This project addresses a fundamental and yet highly unconstrained question in atmospheric chemistry: What is the impact of atomic chlorine on the composition of the troposphere?
Gas phase oxidants control the concentrations of important climate and air pollutants such as methane, ozone and particles. Accurate representation of oxidation chemistry in computational models is paramount to our ability predict and understand past, present and future changes to the Earth system. Over recent decades there have been continual suggestions that the chlorine atom may be a significant tropospheric oxidant, but a lack of observations capable of constraining its chemistry mean that its role remains highly uncertain. Without these underpinning observations, our understanding of atmospheric oxidation and thus our ability to develop effective and timely policies to address air quality and climate change is compromised.

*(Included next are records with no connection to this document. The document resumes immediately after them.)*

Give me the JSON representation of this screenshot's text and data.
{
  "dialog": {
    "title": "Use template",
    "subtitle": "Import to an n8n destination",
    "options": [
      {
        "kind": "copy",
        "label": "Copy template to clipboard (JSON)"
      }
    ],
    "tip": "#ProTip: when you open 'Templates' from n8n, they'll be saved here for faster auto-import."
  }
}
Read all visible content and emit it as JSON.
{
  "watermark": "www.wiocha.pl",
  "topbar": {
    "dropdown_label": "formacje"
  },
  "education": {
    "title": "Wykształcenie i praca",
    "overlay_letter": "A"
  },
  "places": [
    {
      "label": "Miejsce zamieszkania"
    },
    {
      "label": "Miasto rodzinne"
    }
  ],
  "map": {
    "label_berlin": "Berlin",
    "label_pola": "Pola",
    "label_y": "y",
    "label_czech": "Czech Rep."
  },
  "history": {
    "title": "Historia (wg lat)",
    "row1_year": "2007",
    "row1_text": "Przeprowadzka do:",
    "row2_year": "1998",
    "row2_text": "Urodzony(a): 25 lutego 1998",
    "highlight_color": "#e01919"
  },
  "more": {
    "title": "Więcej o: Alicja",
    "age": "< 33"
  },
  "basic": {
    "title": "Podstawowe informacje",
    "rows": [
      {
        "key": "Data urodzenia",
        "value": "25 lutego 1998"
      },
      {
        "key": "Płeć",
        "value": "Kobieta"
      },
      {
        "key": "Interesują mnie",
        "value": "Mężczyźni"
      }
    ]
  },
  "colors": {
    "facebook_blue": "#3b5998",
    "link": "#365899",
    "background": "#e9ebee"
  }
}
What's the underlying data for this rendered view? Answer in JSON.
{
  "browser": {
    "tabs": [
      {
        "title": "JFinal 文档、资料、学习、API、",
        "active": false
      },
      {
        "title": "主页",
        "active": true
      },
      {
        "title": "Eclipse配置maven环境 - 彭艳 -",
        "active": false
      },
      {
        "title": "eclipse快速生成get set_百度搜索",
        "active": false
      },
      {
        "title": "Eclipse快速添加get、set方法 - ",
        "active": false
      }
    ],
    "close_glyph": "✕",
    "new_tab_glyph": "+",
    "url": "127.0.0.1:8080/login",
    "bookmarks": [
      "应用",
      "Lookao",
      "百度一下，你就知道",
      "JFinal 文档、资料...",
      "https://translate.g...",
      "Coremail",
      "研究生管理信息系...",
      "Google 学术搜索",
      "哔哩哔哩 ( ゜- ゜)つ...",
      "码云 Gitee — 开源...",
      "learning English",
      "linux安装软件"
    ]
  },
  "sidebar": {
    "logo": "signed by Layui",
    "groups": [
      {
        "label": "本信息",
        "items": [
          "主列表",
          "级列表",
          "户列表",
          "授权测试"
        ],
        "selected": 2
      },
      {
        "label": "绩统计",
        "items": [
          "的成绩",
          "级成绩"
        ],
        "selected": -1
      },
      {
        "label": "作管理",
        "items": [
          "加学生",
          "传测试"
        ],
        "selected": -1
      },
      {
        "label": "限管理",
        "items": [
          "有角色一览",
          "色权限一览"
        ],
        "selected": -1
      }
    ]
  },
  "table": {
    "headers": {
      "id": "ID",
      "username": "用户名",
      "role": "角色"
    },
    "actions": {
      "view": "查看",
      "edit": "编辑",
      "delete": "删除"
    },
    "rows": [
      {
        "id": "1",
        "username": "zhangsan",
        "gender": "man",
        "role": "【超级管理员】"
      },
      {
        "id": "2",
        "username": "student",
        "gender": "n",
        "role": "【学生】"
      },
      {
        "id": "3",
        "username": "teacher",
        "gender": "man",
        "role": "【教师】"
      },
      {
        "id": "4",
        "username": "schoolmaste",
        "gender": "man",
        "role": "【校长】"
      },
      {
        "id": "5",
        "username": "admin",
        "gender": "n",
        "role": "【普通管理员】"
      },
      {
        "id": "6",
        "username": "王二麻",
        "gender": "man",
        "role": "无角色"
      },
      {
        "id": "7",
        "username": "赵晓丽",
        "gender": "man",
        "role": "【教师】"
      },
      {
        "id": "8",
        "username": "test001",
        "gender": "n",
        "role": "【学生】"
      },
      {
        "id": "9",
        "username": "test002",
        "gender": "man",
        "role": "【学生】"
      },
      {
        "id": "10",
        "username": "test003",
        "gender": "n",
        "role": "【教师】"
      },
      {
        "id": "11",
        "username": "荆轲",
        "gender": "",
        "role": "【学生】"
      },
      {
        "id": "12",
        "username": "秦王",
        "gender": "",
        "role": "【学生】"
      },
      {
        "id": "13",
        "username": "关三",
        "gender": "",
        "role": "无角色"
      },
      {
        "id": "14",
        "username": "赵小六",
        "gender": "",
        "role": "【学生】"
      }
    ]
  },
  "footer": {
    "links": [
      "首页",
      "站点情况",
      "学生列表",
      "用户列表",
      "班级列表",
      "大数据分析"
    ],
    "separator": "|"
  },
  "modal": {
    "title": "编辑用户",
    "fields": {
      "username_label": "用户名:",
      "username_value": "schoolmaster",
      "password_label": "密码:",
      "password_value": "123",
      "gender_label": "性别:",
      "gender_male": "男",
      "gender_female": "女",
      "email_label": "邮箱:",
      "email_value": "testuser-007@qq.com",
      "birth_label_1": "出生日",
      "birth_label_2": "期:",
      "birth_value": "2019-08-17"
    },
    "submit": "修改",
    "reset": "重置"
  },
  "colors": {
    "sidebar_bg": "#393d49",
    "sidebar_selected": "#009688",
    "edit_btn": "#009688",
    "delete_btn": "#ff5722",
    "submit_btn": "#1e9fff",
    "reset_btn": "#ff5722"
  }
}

This project will provide a step-change in our understanding of atmospheric chlorine chemistry. Capitalising on recent technology advances, two innovative instruments capable of definitively constraining chlorine atom sources and sinks will be developed. These instruments will be deployed at three chemically contrasting locations (Cape Verde, coastal Netherlands and central Germany), generating the first comprehensive dataset on tropospheric chlorine atom production and loss. These data will be used to challenge the state-of-the-science representation of chlorine chemistry in atmospheric chemistry models. Ultimately this work will advance our understanding of the fundamental chemistry occurring in the atmosphere and help to direct developments in the next generation of air quality and climate models.